Setting up the equations of a word problem

[tarynt1]

1) The manager of a 100-unit apartment complex knows from experience that all units will be occupied if the rent is $400 per month. A market survey suggests that, on average, one additional unit will remain vacant for each $5 increase in rent. What rent should the manager charge to maximize revenue?

I know that revenue = (# of units rented)(rent), or if you substitute in random values, R = xc.

I need a primary and a secondary equation to set up this problem, and I'm not exactly sure how the revenue equation fits in. The issue is finding those equations; I know how to solve beyond that.

I have one more problem that I'm having trouble on:

2) A manufacturer has been selling 1000 televisions a week at $450 each. A market survey indicates that for each $10 rebate offered to the buyer, the number of sets sold will increase by 100 per week.

How large should the rebate be in order to maximize the revenue?

Same issue; I'm having difficulty setting up the primary and secondary equations.

 

[galactus]

Here's the apartment problem. The 2nd one is done the same way.

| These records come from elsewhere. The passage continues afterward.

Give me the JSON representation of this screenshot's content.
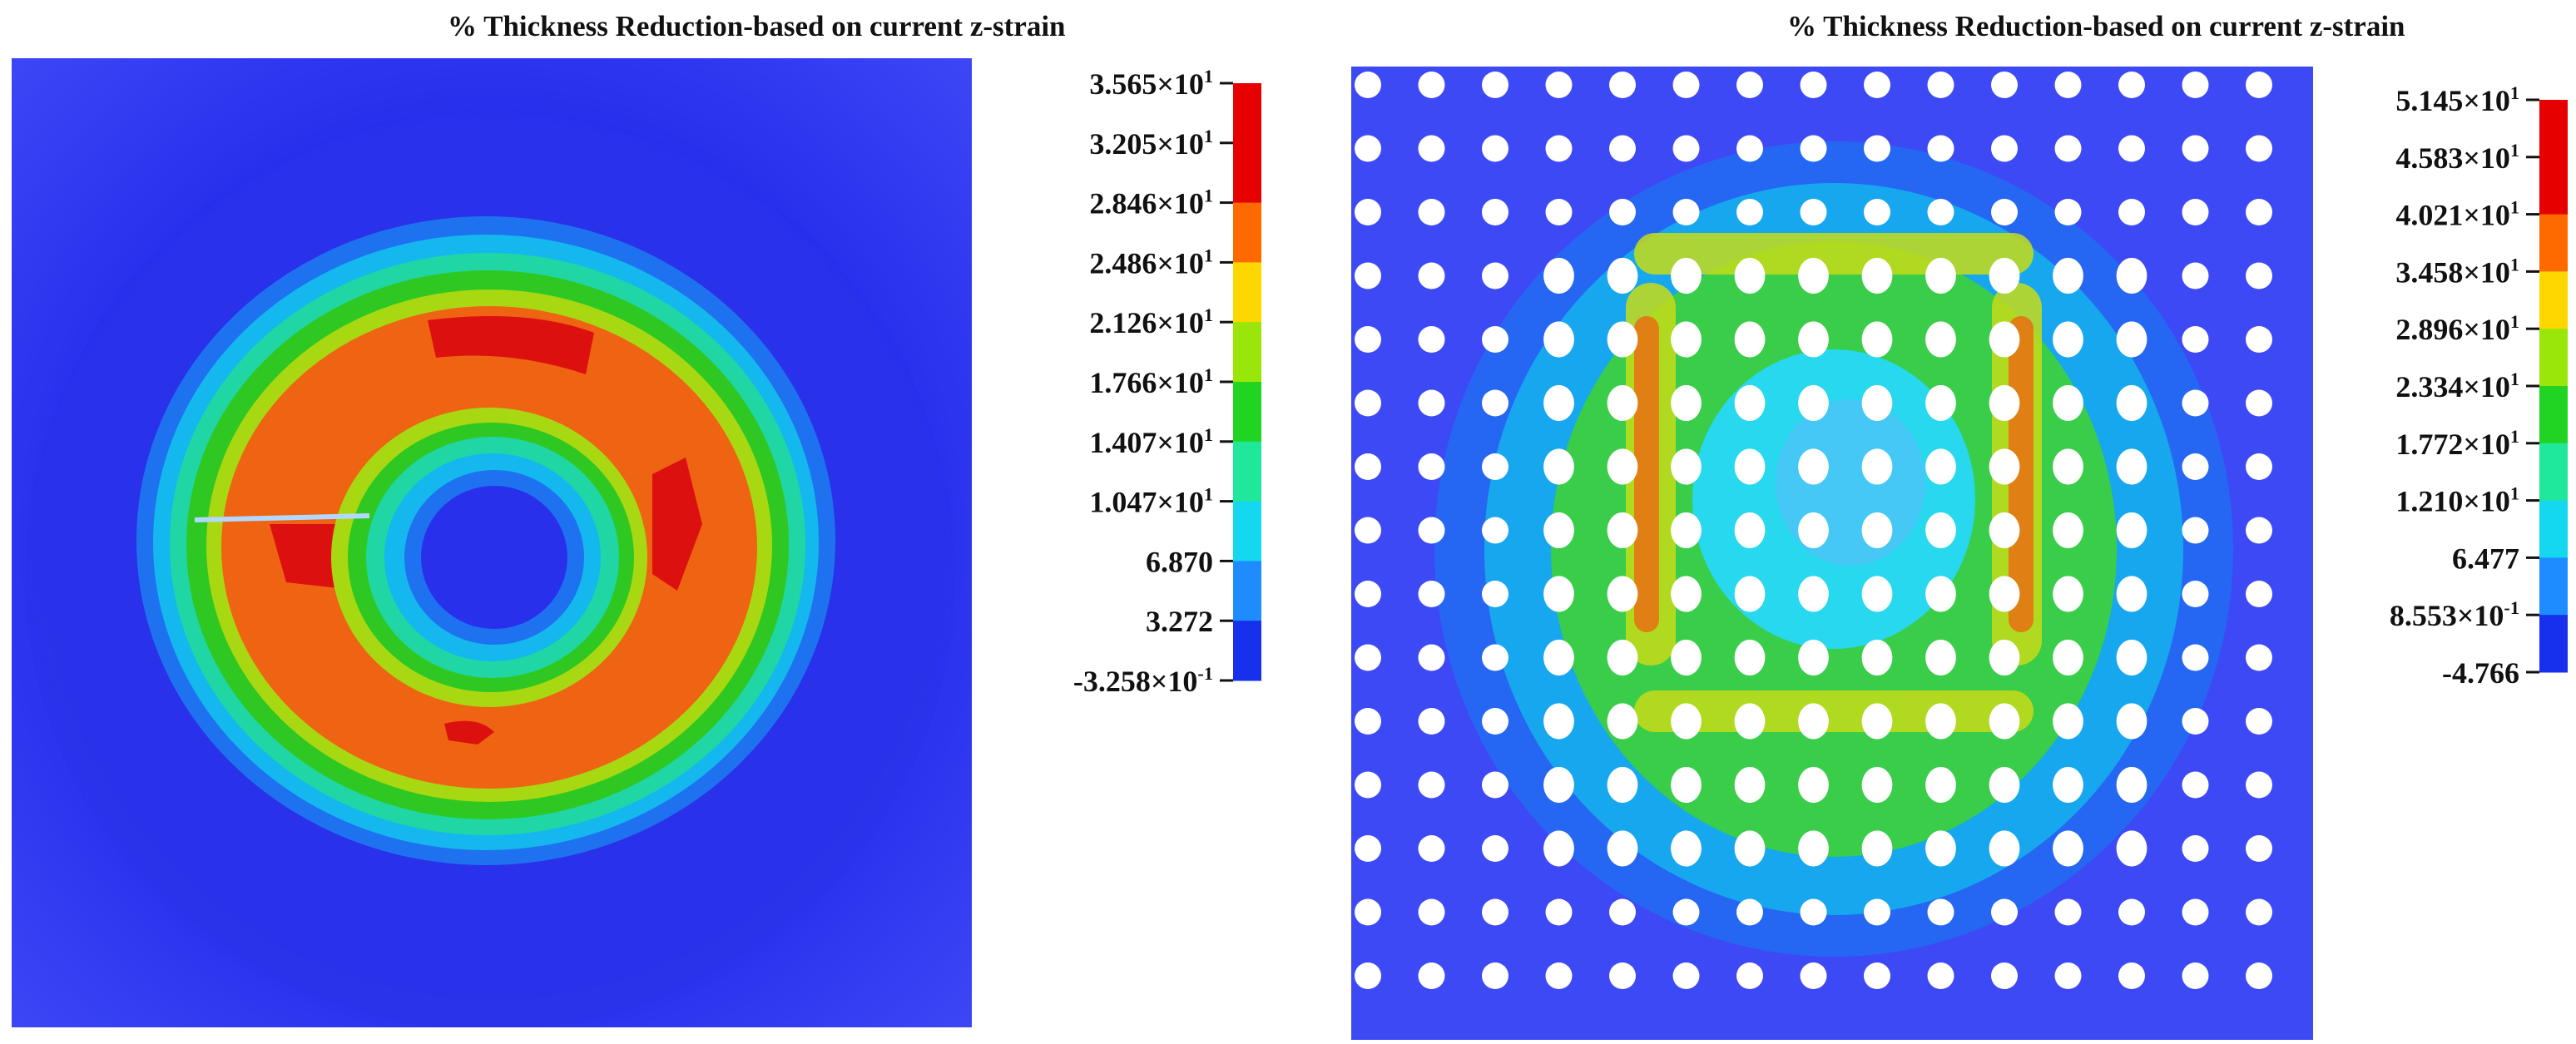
{
  "panels": [
    {
      "title": "% Thickness Reduction-based on current z-strain",
      "legend": {
        "colors": [
          "#e60000",
          "#ff6a00",
          "#ffd700",
          "#9be60a",
          "#22d422",
          "#1fe89a",
          "#14d8f0",
          "#1e8cff",
          "#1630ee"
        ],
        "labels": [
          {
            "mant": "3.565",
            "exp": "1"
          },
          {
            "mant": "3.205",
            "exp": "1"
          },
          {
            "mant": "2.846",
            "exp": "1"
          },
          {
            "mant": "2.486",
            "exp": "1"
          },
          {
            "mant": "2.126",
            "exp": "1"
          },
          {
            "mant": "1.766",
            "exp": "1"
          },
          {
            "mant": "1.407",
            "exp": "1"
          },
          {
            "mant": "1.047",
            "exp": "1"
          },
          {
            "mant": "6.870",
            "exp": ""
          },
          {
            "mant": "3.272",
            "exp": ""
          },
          {
            "mant": "-3.258",
            "exp": "-1"
          }
        ]
      }
    },
    {
      "title": "% Thickness Reduction-based on current z-strain",
      "legend": {
        "colors": [
          "#e60000",
          "#ff6a00",
          "#ffd700",
          "#9be60a",
          "#22d422",
          "#1fe89a",
          "#14d8f0",
          "#1e8cff",
          "#1630ee"
        ],
        "labels": [
          {
            "mant": "5.145",
            "exp": "1"
          },
          {
            "mant": "4.583",
            "exp": "1"
          },
          {
            "mant": "4.021",
            "exp": "1"
          },
          {
            "mant": "3.458",
            "exp": "1"
          },
          {
            "mant": "2.896",
            "exp": "1"
          },
          {
            "mant": "2.334",
            "exp": "1"
          },
          {
            "mant": "1.772",
            "exp": "1"
          },
          {
            "mant": "1.210",
            "exp": "1"
          },
          {
            "mant": "6.477",
            "exp": ""
          },
          {
            "mant": "8.553",
            "exp": "-1"
          },
          {
            "mant": "-4.766",
            "exp": ""
          }
        ]
      }
    }
  ]
}
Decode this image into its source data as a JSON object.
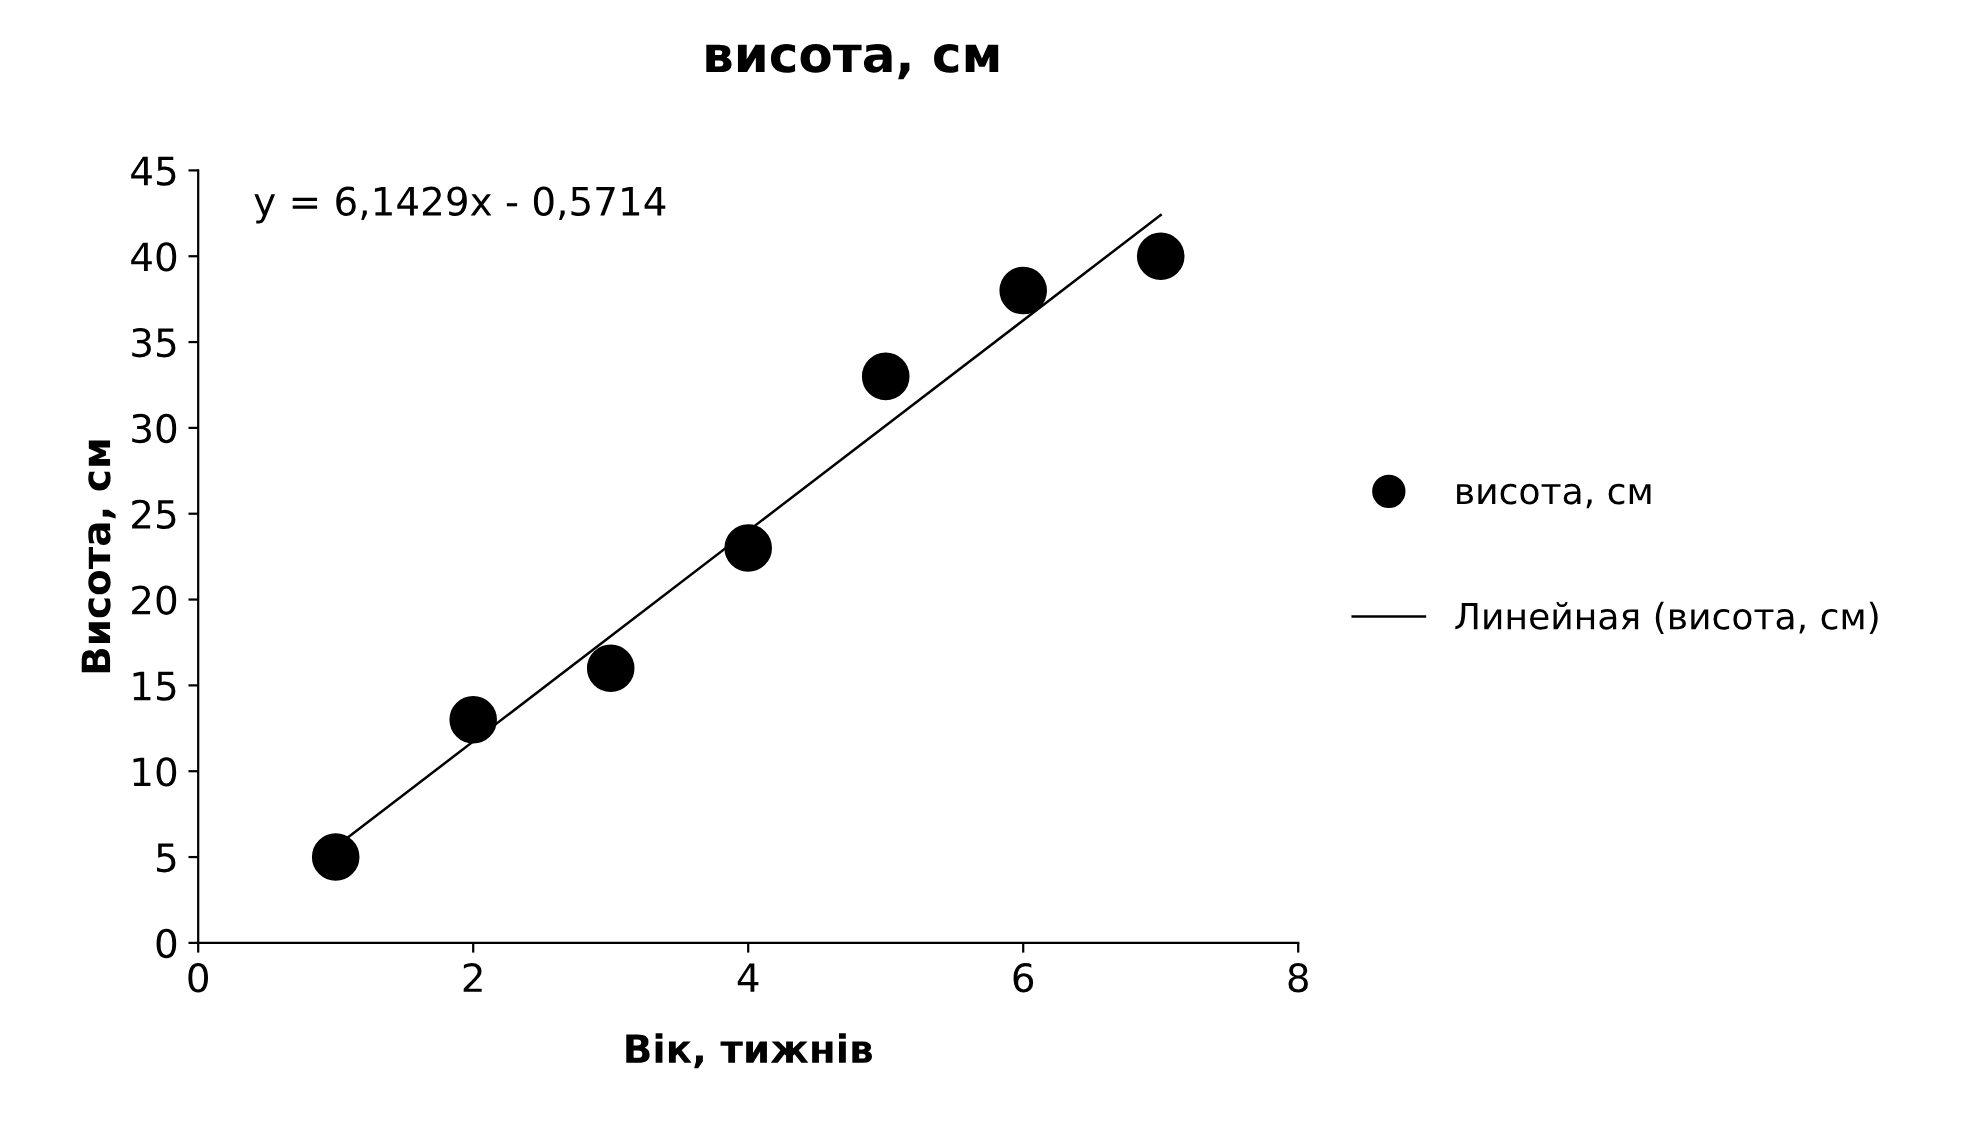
{
  "chart_data": {
    "type": "scatter",
    "title": "висота, см",
    "xlabel": "Вік, тижнів",
    "ylabel": "Висота, см",
    "x": [
      1,
      2,
      3,
      4,
      5,
      6,
      7
    ],
    "series": [
      {
        "name": "висота, см",
        "color": "#000000",
        "marker": "circle",
        "values": [
          5,
          13,
          16,
          23,
          33,
          38,
          40
        ]
      },
      {
        "name": "Линейная (висота, см)",
        "type": "line",
        "color": "#000000",
        "marker": "none",
        "line_style": "solid",
        "x": [
          1,
          7
        ],
        "values": [
          5.6,
          42.4
        ]
      }
    ],
    "annotations": [
      "y = 6,1429x - 0,5714"
    ],
    "xlim": [
      0,
      8
    ],
    "xticks": [
      0,
      2,
      4,
      6,
      8
    ],
    "ylim": [
      0,
      45
    ],
    "yticks": [
      0,
      5,
      10,
      15,
      20,
      25,
      30,
      35,
      40,
      45
    ],
    "grid": false,
    "legend": "right"
  }
}
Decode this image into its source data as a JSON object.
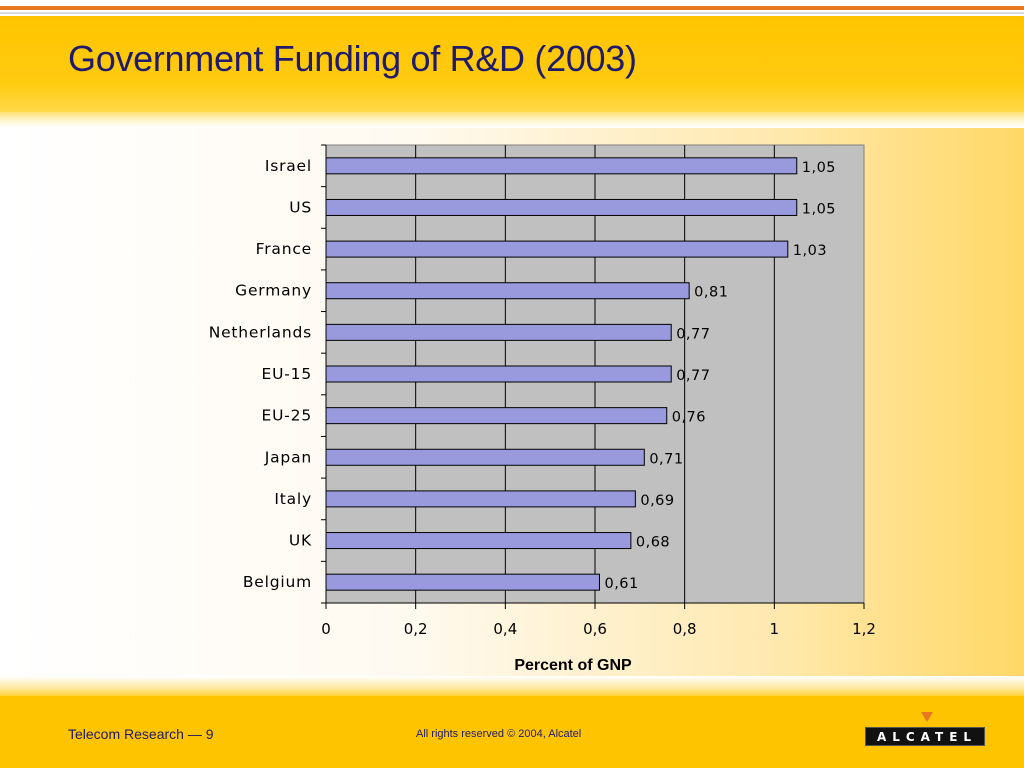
{
  "slide": {
    "title": "Government Funding of R&D (2003)",
    "footer_left": "Telecom Research — 9",
    "footer_center": "All rights reserved © 2004, Alcatel",
    "logo_text": "ALCATEL"
  },
  "colors": {
    "header": "#ffc400",
    "title_text": "#1f1a6b",
    "bar_fill": "#9999dd",
    "plot_bg": "#c0c0c0",
    "logo_arrow": "#e87722"
  },
  "chart_data": {
    "type": "bar",
    "orientation": "horizontal",
    "categories": [
      "Israel",
      "US",
      "France",
      "Germany",
      "Netherlands",
      "EU-15",
      "EU-25",
      "Japan",
      "Italy",
      "UK",
      "Belgium"
    ],
    "values": [
      1.05,
      1.05,
      1.03,
      0.81,
      0.77,
      0.77,
      0.76,
      0.71,
      0.69,
      0.68,
      0.61
    ],
    "value_labels": [
      "1,05",
      "1,05",
      "1,03",
      "0,81",
      "0,77",
      "0,77",
      "0,76",
      "0,71",
      "0,69",
      "0,68",
      "0,61"
    ],
    "xlabel": "Percent of GNP",
    "ylabel": "",
    "xlim": [
      0,
      1.2
    ],
    "xticks": [
      0,
      0.2,
      0.4,
      0.6,
      0.8,
      1,
      1.2
    ],
    "xtick_labels": [
      "0",
      "0,2",
      "0,4",
      "0,6",
      "0,8",
      "1",
      "1,2"
    ],
    "grid": "vertical",
    "legend": "none"
  }
}
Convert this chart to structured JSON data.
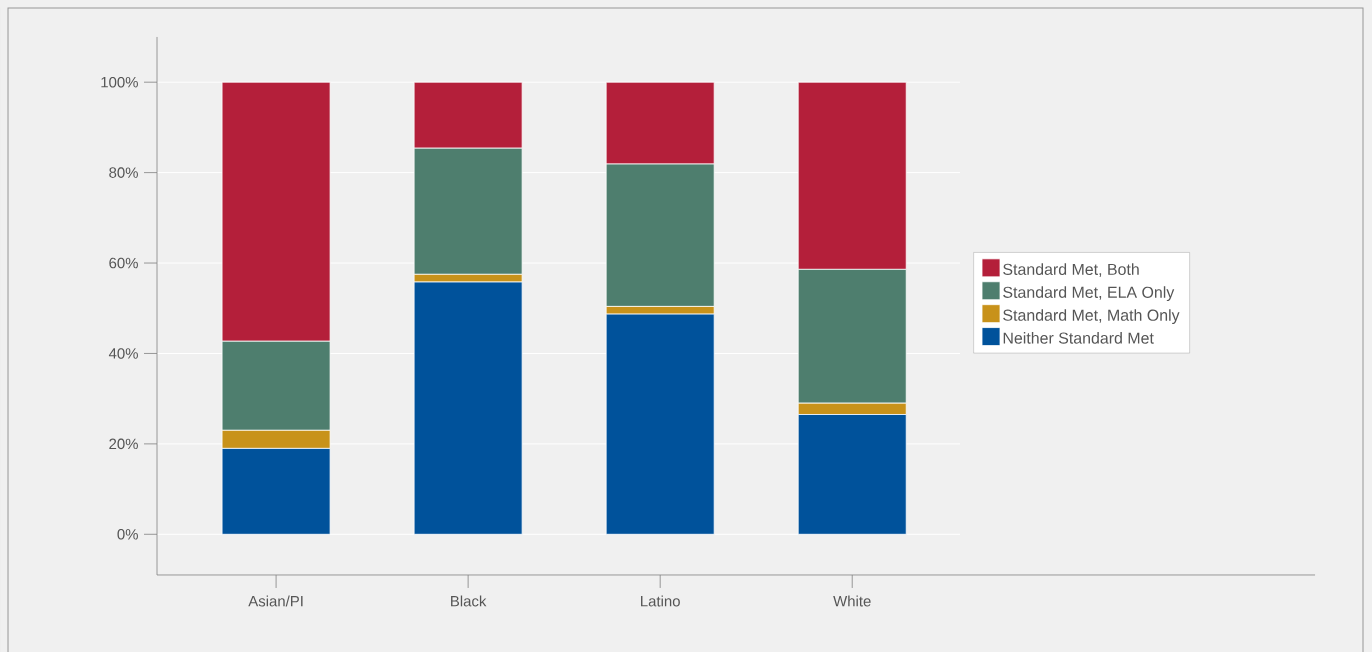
{
  "chart_data": {
    "type": "bar",
    "stacked": true,
    "categories": [
      "Asian/PI",
      "Black",
      "Latino",
      "White"
    ],
    "series": [
      {
        "name": "Neither Standard Met",
        "color": "#00529b",
        "values": [
          19.0,
          55.8,
          48.7,
          26.5
        ]
      },
      {
        "name": "Standard Met, Math Only",
        "color": "#c8921a",
        "values": [
          4.0,
          1.7,
          1.7,
          2.5
        ]
      },
      {
        "name": "Standard Met, ELA Only",
        "color": "#4e7e6e",
        "values": [
          19.7,
          27.9,
          31.5,
          29.6
        ]
      },
      {
        "name": "Standard Met, Both",
        "color": "#b41f3a",
        "values": [
          57.3,
          14.6,
          18.1,
          41.4
        ]
      }
    ],
    "ylim": [
      -9,
      110
    ],
    "yticks": [
      {
        "value": 0,
        "label": "0%"
      },
      {
        "value": 20,
        "label": "20%"
      },
      {
        "value": 40,
        "label": "40%"
      },
      {
        "value": 60,
        "label": "60%"
      },
      {
        "value": 80,
        "label": "80%"
      },
      {
        "value": 100,
        "label": "100%"
      }
    ],
    "grid": "y",
    "legend": "right"
  }
}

\(\displaystyle R(x)=(400+5x)(100-x)\)

Now, differentiate, set to 0 and solve for x.

 

[tarynt1]

I'm having some difficulty with the equation; after differentiating, setting to 0, and solving for x, I get an answer of x = 10. I'm not sure how to apply that to my answer if the question is asking what the rent should be in order to maximize revenue.

When I take the second derivative of the R(x) equation, I get R'' = -10, which would imply downward concavity and a minimum rather than a maximum. Am I doing something wrong?

 

[galactus]

You're misinterpreting your concavity. Concave down implies a maximum.

Remember, it concave DOWN. That means it's a 'hill', not a 'valley'.


Since x=10, use it in your function. 400+5(10)=450.

$450 is what the rent should be. That means they will rent 100-10=90 apartments.

(450)(90)=40500

 

[soroban]

Hello, tarynt1!

Since your difficulty is in the set-up,
giving you the revenue function was no help, right?

1) The manager of a 100-unit apartment complex knows from experience
that all units will be occupied if the rent is $400 per month.
On average, one additional unit will remain vacant for each $5 increase in rent.
What rent should the manager charge to maximize revenue?

I know that revenue = (# of units rented)(rent) . . . yes

I need a primary and a secondary equation to set up this problem . . . no

This problem does not require two equations.


You're correct: \(\displaystyle \:\begin{pmatrix}\text{total}\\\text{Revenue }\end{pmatrix}\;=\;\begin{pmatrix}\text{no. of}\\ \text{Units}\end{pmatrix}\:\times \:\begin{pmatrix}\text{monthly}\\ \text{Charge}\end{pmatrix}\;\;\Rightarrow\;\;R\:=\:U\cdot\,C\)

Presently: \(\displaystyle \:\text{Revenue}\;=\;\text{(100 units)}\,\times\,\text{(\$400)}\;=\;\$40,000\)

Let \(\displaystyle x\) = number of five-dollar increases in the monthly charge.
The $400 charge will be increased by \(\displaystyle 5x\) dollars.
. . Then: \(\displaystyle \,C\,=\,400\,+\,5x\)

For each \(\displaystyle x\), one unit will be vacant.
There will be only \(\displaystyle 100\,-\,x\) occupied units.
. . Then: \(\displaystyle \,U\,=\,100\,-\,x\)

Hence: \(\displaystyle \,R\;=\;(100\,-\,x)(400\,+\,5x)\)


You found that \(\displaystyle x\,=\,10.\) . . . What does that mean?

Well, what is \(\displaystyle x\)?
\(\displaystyle x\) is the number of five-dollar increases, remember?

So the $400 charge has ten five-dollar increases: \(\displaystyle \,400\,+\,10\cdot5\,=\,450\)
The new rent will be $450 per month.

As a result, 10 units will be vacant; only 90 will be occupied.

Since \(\displaystyle 90\,\times\,\$450 \:= \:\$40,500\), there is more revenue,
. . and this is the maximum possible revenue.